2019, création de CY Mind à Rennes
Devant l’impossibilité de trouver un emploi, elle saute le pas de la création d’entreprise. En 2019, avec trois associés dont Eric Dupuis, Directeur du campus cyber Orange, elle fonde Cy Mind à Rennes, en partant du constat : « En France, 60% des PME qui se sont fait attaquées déposent le bilan dans les 6 à 18 mois qui suivent cette attaque. En fait plus d’une entreprise sur deux ne s’en relève pas. Sans compter le coût humain et l’impact sur les organisations qui sont terribles. » En parallèle, elle passe un certificat de cybersécurité au Cnam et rédige son mémoire de fin de formation sur les aspects psychologiques de l’ingénierie sociale. En 2021, Cécilia Jourt-Pineau est lauréate du Grand Défi Cyber, présenté par le Secrétariat Général pour l’Investissement et la même année, publie aux éditions L’harmattan « Pilotage stratégique 5.0 et résilience des organisations ». CY Mind est bel et bien lancé. « Nous avons démarré avec le développement d’une application qui permet d’obtenir un indice de confiance sur telle ou telle application. 110 d’entre elles sont à ce jour cotées. » Si le projet est momentanément suspendu, il reprendra dès que l’équipe aura réuni suffisamment de fonds pour poursuivre le développement, environ 100 K€.
La Fresque de la cyber, inspirée des neurosciences
En attendant Cy Mind axe principalement son action sur « la Fresque de la Cyber », un « serious game » sous forme de jeu de cartes centrée sur une cyberattaque. « 90 % des attaques cyber réussies ont utilisé l’humain pour entrer dans un système informatique », explique la fondatrice de la start-up. Avec notre « serious game », nous sensibilisons de façon ludique et scientifique les entreprises aux facteurs humains qui vont favoriser l’intrusion dans leur système informatique.
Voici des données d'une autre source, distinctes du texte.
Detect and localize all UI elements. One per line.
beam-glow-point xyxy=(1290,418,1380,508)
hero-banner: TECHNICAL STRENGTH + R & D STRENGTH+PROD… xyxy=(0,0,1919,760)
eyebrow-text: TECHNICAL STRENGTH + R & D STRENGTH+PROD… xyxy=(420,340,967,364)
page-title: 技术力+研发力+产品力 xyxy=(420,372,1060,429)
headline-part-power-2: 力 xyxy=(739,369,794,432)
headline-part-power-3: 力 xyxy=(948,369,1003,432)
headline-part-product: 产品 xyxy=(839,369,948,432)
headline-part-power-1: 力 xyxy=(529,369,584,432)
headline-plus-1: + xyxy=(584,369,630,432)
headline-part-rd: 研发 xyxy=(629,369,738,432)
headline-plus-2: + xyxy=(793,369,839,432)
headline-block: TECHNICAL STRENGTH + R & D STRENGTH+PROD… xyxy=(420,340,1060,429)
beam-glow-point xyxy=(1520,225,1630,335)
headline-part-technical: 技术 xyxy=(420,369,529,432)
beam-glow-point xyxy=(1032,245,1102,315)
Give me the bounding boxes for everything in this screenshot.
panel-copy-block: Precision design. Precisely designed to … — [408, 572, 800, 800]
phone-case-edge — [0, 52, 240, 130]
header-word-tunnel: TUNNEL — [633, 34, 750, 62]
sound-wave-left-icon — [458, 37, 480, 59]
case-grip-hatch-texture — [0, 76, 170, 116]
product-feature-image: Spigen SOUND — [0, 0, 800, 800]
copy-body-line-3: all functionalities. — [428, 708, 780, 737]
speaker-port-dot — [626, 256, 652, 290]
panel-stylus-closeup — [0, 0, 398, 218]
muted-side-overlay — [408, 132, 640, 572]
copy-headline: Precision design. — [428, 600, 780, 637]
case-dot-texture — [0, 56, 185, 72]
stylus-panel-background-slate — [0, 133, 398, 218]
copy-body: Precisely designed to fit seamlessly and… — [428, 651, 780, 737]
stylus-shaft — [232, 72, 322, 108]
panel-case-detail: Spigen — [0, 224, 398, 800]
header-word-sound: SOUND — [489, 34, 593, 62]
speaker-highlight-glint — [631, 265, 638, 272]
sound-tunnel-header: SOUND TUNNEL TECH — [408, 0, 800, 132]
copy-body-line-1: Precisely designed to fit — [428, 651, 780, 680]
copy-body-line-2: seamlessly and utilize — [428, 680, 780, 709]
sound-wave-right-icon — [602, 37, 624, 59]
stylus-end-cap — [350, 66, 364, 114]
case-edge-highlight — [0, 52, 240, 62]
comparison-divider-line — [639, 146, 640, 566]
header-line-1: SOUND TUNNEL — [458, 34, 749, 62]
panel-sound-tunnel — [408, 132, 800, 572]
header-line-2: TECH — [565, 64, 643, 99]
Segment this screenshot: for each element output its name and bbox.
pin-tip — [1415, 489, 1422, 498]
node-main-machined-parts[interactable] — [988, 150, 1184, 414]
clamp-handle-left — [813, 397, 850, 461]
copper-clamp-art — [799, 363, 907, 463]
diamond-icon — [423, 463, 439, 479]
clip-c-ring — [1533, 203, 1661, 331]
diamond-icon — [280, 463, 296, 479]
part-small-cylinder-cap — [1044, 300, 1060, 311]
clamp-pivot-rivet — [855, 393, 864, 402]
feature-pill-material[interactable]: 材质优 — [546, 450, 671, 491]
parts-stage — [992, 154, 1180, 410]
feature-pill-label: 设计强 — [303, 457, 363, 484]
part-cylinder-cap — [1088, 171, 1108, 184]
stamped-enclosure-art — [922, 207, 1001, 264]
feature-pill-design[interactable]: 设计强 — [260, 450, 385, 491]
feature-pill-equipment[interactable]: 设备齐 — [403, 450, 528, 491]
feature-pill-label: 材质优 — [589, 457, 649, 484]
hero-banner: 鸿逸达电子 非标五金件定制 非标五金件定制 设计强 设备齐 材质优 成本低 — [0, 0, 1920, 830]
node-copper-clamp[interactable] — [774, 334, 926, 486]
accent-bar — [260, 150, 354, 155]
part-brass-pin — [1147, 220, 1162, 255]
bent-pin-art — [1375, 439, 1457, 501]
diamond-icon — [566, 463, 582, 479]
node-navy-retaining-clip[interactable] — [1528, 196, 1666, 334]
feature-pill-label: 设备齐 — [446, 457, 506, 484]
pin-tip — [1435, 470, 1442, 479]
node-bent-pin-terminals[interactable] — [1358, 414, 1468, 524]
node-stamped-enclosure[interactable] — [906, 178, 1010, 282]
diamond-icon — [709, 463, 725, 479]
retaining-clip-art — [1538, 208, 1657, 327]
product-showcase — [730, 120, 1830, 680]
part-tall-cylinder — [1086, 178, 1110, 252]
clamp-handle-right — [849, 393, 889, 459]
Notre approche est basée sur les neurosciences, en se focalisant sur la se
nsibilisation et la prévention, la gestion du stress, de l’après-crise et de la résilience, en mettant aussi en place des cyber gestes et des cyber attitudes. C’est beaucoup plus impactant sur le long terme. »
Opérationnelle depuis six mois , la Fresque cyber intéresse déjà des organisations dans un contexte où les méthodes traditionnels ( formations aux seuls outils) semblent échouer à faire reculer le nombre de cyberattaques.